Si par magie on pouvait expurger le monde de toute la violence qui est la sienne, la douceur cesserait par là-même d’exister. Cet univers tient ensemble par le jeu permanent des contraires, c’est par son opposé seulement que chaque chose est au monde, le chaud et le froid, le sec et l’humide, le jour et la nuit. Chacun est nécessaire, il n’y a pas de musique sans silence, pas de lumière sans ombre, pas de bien sans mal, toutes choses sont relatives, l’harmonie est un équilibre de forces complémentaires. Et le mouvement d’Aikido repose, comme tout ce qui existe, sur ce fragile équilibre. Se tenir sur le pont flottant du Ciel dont parle O Sensei, c’est vivre au-dessus d’un gouffre, celui de la matière instable, c’est maintenir un moment en équilibre le rapport qui unit les opposés, au cœur d’un univers dont la seule dimension véritablement inaltérable est la transformation permanente et implacable d’un tel rapport.

Il faut longtemps pour parvenir à visualiser les six directions de déplacement possibles à partir de la position hanmi (roppo), mais cela reste une vue de l’esprit tant qu’elle n’est pas mise en œuvre de manière effective. Sans le corps en effet, l’esprit n’est pas davantage que n’est le corps sans l’esprit, et le corps pour comprendre a besoin de l’action.

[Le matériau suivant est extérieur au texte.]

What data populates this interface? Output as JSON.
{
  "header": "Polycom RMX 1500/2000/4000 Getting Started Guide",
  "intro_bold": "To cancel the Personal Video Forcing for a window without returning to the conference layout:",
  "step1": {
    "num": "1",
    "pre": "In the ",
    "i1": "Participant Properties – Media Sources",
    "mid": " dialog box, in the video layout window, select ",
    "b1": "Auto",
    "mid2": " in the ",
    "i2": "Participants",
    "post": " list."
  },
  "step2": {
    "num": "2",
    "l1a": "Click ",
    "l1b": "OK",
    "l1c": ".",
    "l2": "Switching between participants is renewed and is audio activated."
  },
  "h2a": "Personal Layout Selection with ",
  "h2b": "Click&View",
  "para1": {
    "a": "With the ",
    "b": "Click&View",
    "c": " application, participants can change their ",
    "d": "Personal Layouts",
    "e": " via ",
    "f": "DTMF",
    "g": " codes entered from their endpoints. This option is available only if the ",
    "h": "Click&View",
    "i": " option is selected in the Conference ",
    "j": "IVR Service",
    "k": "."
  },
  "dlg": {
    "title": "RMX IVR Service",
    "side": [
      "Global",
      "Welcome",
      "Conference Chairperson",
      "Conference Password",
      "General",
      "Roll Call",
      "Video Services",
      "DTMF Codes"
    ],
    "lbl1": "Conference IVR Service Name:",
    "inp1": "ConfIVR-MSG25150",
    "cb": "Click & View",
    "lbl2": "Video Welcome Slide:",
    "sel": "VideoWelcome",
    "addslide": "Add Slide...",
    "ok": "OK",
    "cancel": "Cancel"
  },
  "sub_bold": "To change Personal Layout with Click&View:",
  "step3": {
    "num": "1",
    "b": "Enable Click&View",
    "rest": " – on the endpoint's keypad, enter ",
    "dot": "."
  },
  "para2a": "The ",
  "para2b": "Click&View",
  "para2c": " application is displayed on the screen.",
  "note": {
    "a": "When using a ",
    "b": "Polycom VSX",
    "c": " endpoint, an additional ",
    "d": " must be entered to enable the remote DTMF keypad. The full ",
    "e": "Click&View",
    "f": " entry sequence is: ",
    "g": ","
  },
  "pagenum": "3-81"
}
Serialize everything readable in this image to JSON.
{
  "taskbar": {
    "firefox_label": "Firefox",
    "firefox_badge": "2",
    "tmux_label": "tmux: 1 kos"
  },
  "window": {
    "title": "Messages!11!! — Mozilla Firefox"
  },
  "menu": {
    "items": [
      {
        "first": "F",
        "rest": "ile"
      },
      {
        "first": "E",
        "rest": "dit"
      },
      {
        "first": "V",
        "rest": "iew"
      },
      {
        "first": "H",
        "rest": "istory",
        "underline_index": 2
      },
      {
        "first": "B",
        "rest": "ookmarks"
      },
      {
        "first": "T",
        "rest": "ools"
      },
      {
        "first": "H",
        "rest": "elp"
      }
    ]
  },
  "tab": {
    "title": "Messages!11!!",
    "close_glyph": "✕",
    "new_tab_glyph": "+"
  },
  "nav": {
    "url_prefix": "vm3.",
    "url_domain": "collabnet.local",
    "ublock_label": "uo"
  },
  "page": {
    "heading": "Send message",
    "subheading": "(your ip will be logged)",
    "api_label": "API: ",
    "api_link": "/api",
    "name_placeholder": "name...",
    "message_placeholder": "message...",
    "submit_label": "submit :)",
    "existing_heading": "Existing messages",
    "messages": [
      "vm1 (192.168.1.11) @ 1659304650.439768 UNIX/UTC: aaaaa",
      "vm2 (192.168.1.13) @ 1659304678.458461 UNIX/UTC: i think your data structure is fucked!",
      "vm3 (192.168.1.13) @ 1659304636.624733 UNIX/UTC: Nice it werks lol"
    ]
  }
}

Sans cesse réfléchissez selon votre corps. – Go rin no sho

Il faut méditer cet enseignement, il faut faire confiance au corps, c’est un bon maître, et il se trouve que le corps a besoin d’une forme de violence pour emprunter avec la justesse qui convient les six chemins que lui indique l’esprit. C’est la violence qu’il y a dans la frappe qui permet au corps de trouver la distance convenable, le geste correct, le mouvement idéal, et d’une certaine manière le juste moment : c’est un simple sac de frappe qui m’a appris à me tenir correctement sur le pont flottant du Ciel.

Voilà comment.

En position hidari hanmi, en tai jutsu, les mains sont basses, c’est la fameuse garde sans garde de l’Aikido. Quand la rotation du corps démarre vers n’importe laquelle des six directions, et qu’on obéit à la force centrifuge sans essayer de la contrarier, les deux mains ne peuvent agir qu’en diagonale du bas vers le haut. C’est une conséquence de la cinématique classique et de la deuxième loi du mouvement de Newton.

La main qui frappe en premier le premier des adversaires, que ce soit la droite ou la gauche, le frappe donc en gyaku yokomen, niveau jodan, et termine sa course en garde shomen au-dessus de la tête. Il ne peut en être autrement si l’on ne résiste pas aux lois de la rotation.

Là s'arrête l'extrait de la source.